Click on the photo to enlarge.

Here is another photo of a snowy winter day, and also with a lonely human figure 🙂 What can I say, these photos were taken in the winter, it was cold and I was in THAT mood. I didn’t convert this photo to black and white because I didn’t feel that it was needed. On the contrary, I wanted the snow on the wall to be distinguishable, and the wall being colored helped that. There are several rhythms in this photo – the rhythm of the street lights, the rhythm of the columns on the wall, and the rhythm of the stairs, all creating a sense of harmony. The human figure has strong visual connection with the statue and the viewer’s eye travels between the two. This connection also prompts us to “humanize” the statue, to think of it as if it was a human figure standing there. These two figures are located in the frame in a way that creates compositional balance. The statue in front “tilts” the balance to the left, but the human figure “counterweights” it by being in the center. The statue is bigger, but because it has snow on it, it is brighter, and bright colored objects are perceived as light by the human eye, while human figure is smaller but it is much darker and thus perceived as “heavier”.

Click on the photo to enlarge.

This last photo is my favorite. By the way, it almost didn’t need the conversion to B&W – the colors were missing from the world that day…

The arched walking path and the bare trees standing on its sideways create a sense of swirling motion around the city buildings with St.
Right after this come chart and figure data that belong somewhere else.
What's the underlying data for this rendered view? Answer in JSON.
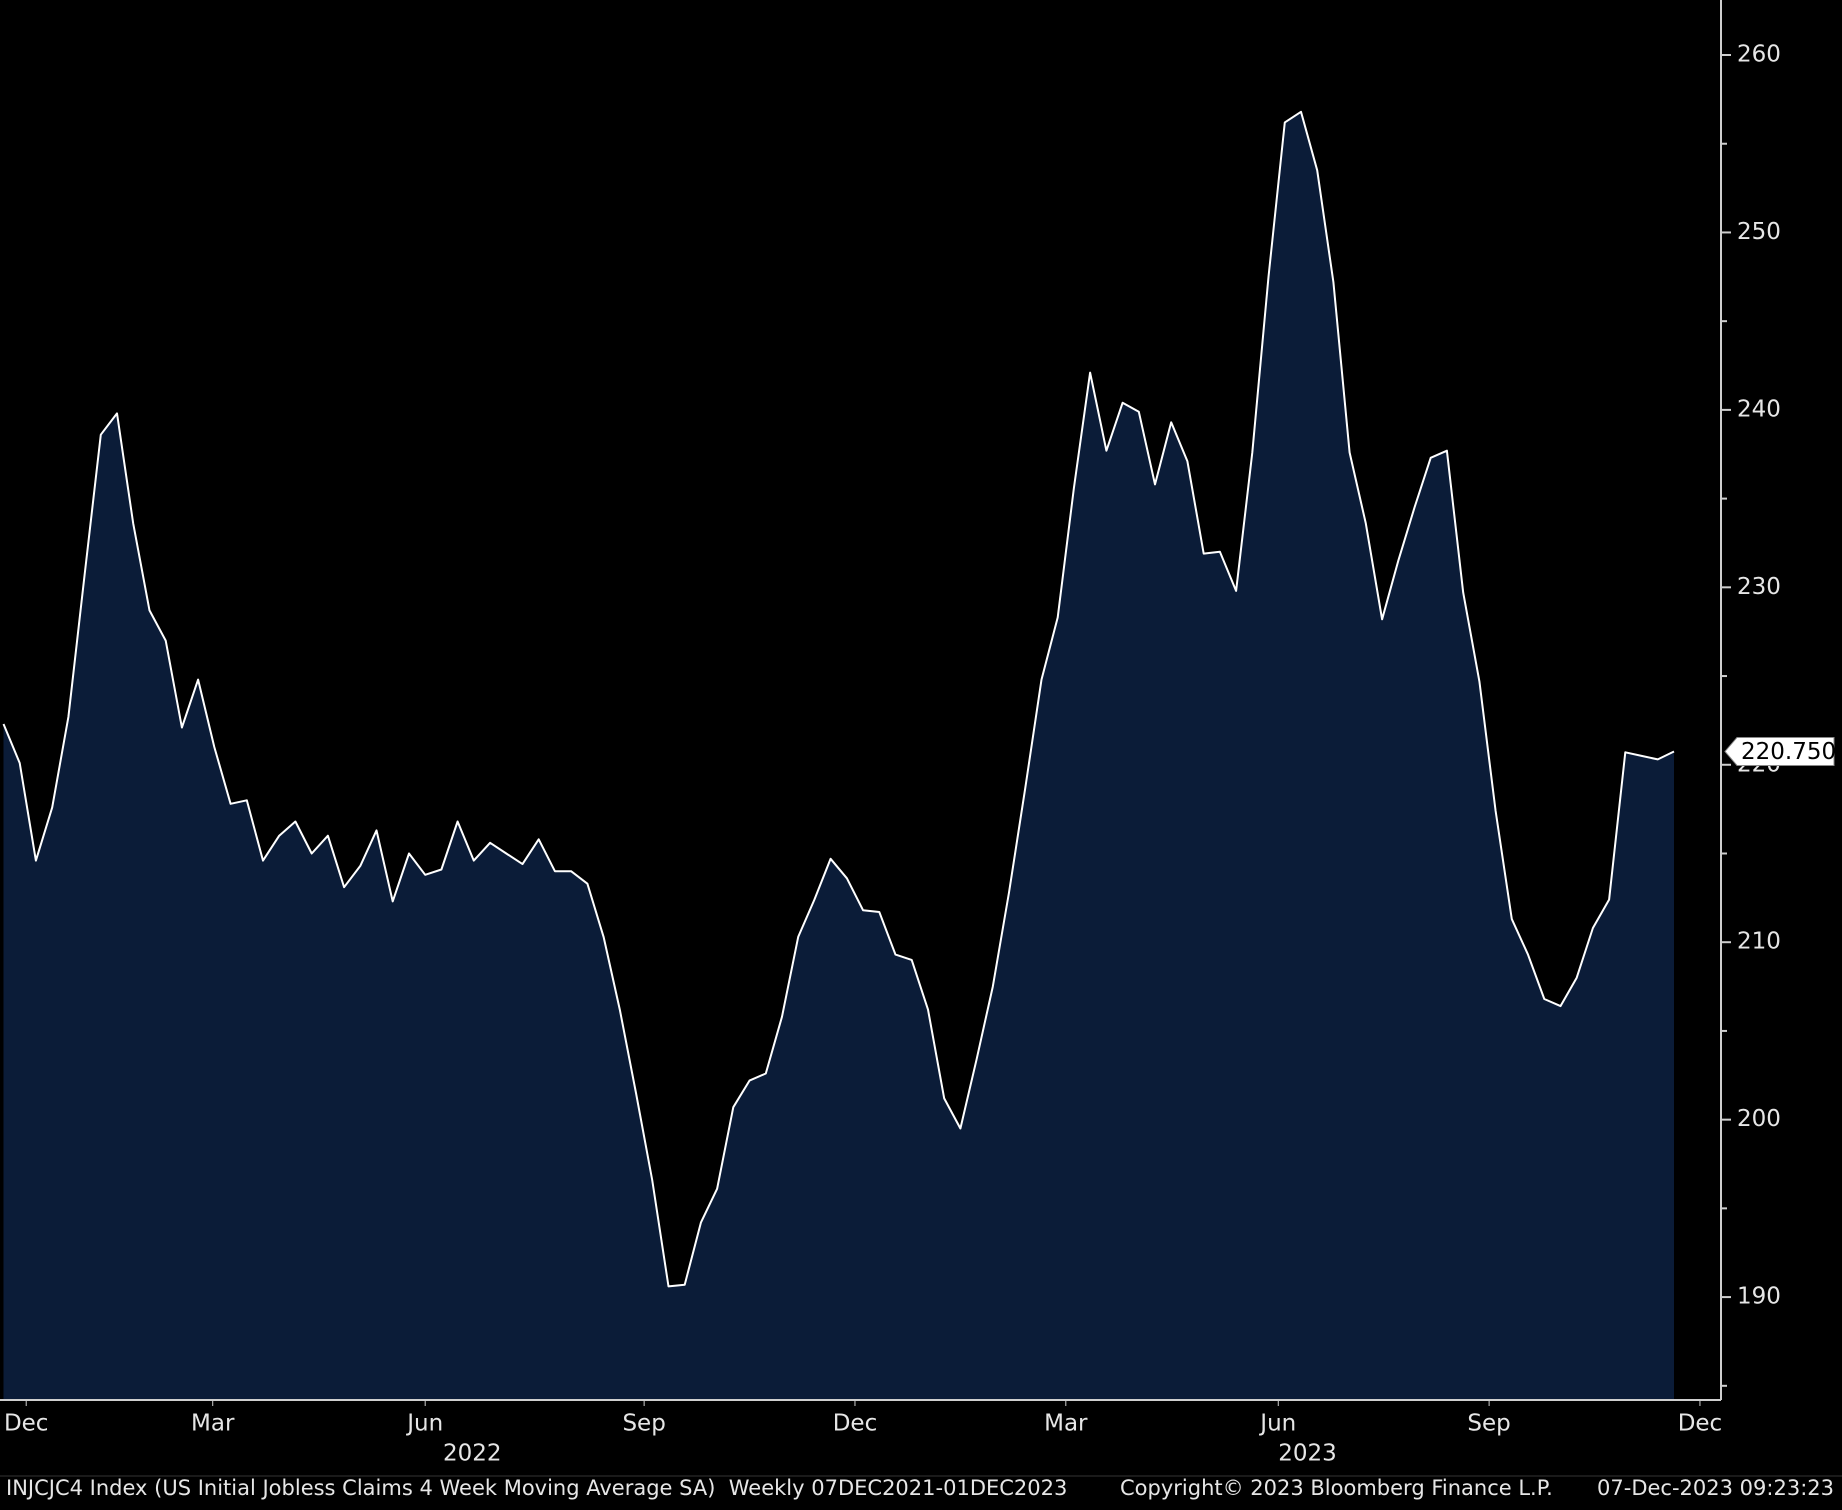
{
  "chart_data": {
    "type": "area",
    "values": [
      222.3,
      220.1,
      214.6,
      217.6,
      222.7,
      230.7,
      238.6,
      239.8,
      233.6,
      228.7,
      227.0,
      222.1,
      224.8,
      221.0,
      217.8,
      218.0,
      214.6,
      216.0,
      216.8,
      215.0,
      216.0,
      213.1,
      214.3,
      216.3,
      212.3,
      215.0,
      213.8,
      214.1,
      216.8,
      214.6,
      215.6,
      215.0,
      214.4,
      215.8,
      214.0,
      214.0,
      213.3,
      210.3,
      206.2,
      201.5,
      196.6,
      190.6,
      190.7,
      194.2,
      196.1,
      200.7,
      202.2,
      202.6,
      205.8,
      210.3,
      212.4,
      214.7,
      213.6,
      211.8,
      211.7,
      209.3,
      209.0,
      206.2,
      201.2,
      199.5,
      203.4,
      207.5,
      212.8,
      218.7,
      224.8,
      228.3,
      235.6,
      242.1,
      237.7,
      240.4,
      239.9,
      235.8,
      239.3,
      237.1,
      231.9,
      232.0,
      229.8,
      237.6,
      247.5,
      256.2,
      256.8,
      253.5,
      247.2,
      237.6,
      233.6,
      228.2,
      231.5,
      234.5,
      237.3,
      237.7,
      229.7,
      224.7,
      217.4,
      211.3,
      209.3,
      206.8,
      206.4,
      208.0,
      210.8,
      212.4,
      220.7,
      220.5,
      220.3,
      220.75
    ],
    "last_value_label": "220.750",
    "color": "#0b1c38",
    "line_color": "#ffffff",
    "xlim": [
      0,
      103
    ],
    "xticks": [
      {
        "value": 1.4,
        "label": "Dec"
      },
      {
        "value": 12.9,
        "label": "Mar"
      },
      {
        "value": 26.0,
        "label": "Jun"
      },
      {
        "value": 39.5,
        "label": "Sep"
      },
      {
        "value": 52.5,
        "label": "Dec"
      },
      {
        "value": 65.5,
        "label": "Mar"
      },
      {
        "value": 78.6,
        "label": "Jun"
      },
      {
        "value": 91.6,
        "label": "Sep"
      },
      {
        "value": 104.6,
        "label": "Dec"
      }
    ],
    "x_group_labels": [
      {
        "value": 28.9,
        "label": "2022"
      },
      {
        "value": 80.4,
        "label": "2023"
      }
    ],
    "ylim": [
      184.2,
      263.1
    ],
    "yticks": [
      190,
      200,
      210,
      220,
      230,
      240,
      250,
      260
    ],
    "yminor_ticks": [
      185,
      195,
      205,
      215,
      225,
      235,
      245,
      255
    ],
    "footer_left": "INJCJC4 Index (US Initial Jobless Claims 4 Week Moving Average SA)  Weekly 07DEC2021-01DEC2023",
    "footer_center": "Copyright© 2023 Bloomberg Finance L.P.",
    "footer_right": "07-Dec-2023 09:23:23"
  }
}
Vitus  Cathedral rising in the middle and being steady as a rock.  The horizontal lines in the middle background also add to the motion feel. It is almost a scene from fairytale with a mystical castle and enchanted trees.

Actually, besides what I wrote in the paragraph above, I find it hard to explain why this photo has such a strong impact on me, and maybe you can help me out here. How do you feel about the photos presented in this post, and this last photo in particular? And more importantly why do you feel that way?